Zwar würden seit diesem Jahr über die Kreditanstalt für Wiederaufbau (KfW) im Rahmen des Programms 430 auch Einzelmaßnahmen zur energetischen Sanierung von Wohngebäuden mit einem Zuschuss von zehn Prozent der Investitionssumme gefördert. Außerdem bestehe ein umfangreiches Förderprogramm für den Einsatz von erneuerbarer Energie durch das Bundesamt für Wirtschaft und Ausfuhrkontrolle (Bafa) für den Einbau von Solaranlagen, Pelletheizöfen, Holzhackschnitzelanlagen, Scheitholzvergaserkessel und Wärmepumpen. Die wenigsten Hauseigentümer wüssten aber, dass es diese Förderungen überhaupt gibt.

Ungeachtet dessen seien aber zusätzlich auch noch steuerliche Anreize erforderlich, damit der Modernisierungsstau aufgehoben und die angestrebten Energieeinsparziele der Bundesregierung überhaupt erreicht werden können. 'Davon sind wir aber noch weit entfernt', kritisiert Joachim Butz. Mit Sorge betrachtet der Fachverband auch den weiteren Ausbau des Nah- und Fernwärmenetzes in Baden-Württemberg.
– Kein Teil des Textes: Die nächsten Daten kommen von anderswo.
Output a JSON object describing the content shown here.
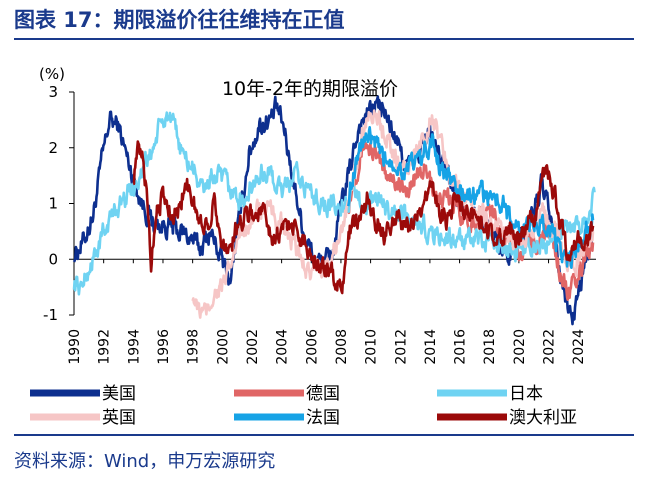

Dem Vorsitzenden Joachim Butz sind dabei vor allem die mittlerweile in vielen kommunalen Bebauungsplänen verankerten Anschluss- und Benutzungszwänge an die vorhandenen Wärmenetze ein Dorn im Auge, 'da sie zu einer Monopolisierung in der Wärmeversorgung führen'.

Baden-Württemberg sei mit einem Anteil von einem Drittel an allen dokumentierten bundesdeutschen Fällen von kommunalen Eingriffen in den Wärmemarkt einsamer Spitzenreiter. 'Die Nutzer haben bei diesen Geschäftsmodellen keinen Einfluss auf die Gebühren der Wärmeversorgung und sind aufgrund der Anschluss- und Benutzungszwänge von der Kalkulation des jeweiligen Netzbetreibers abhängig', kritisiert Joachim Butz.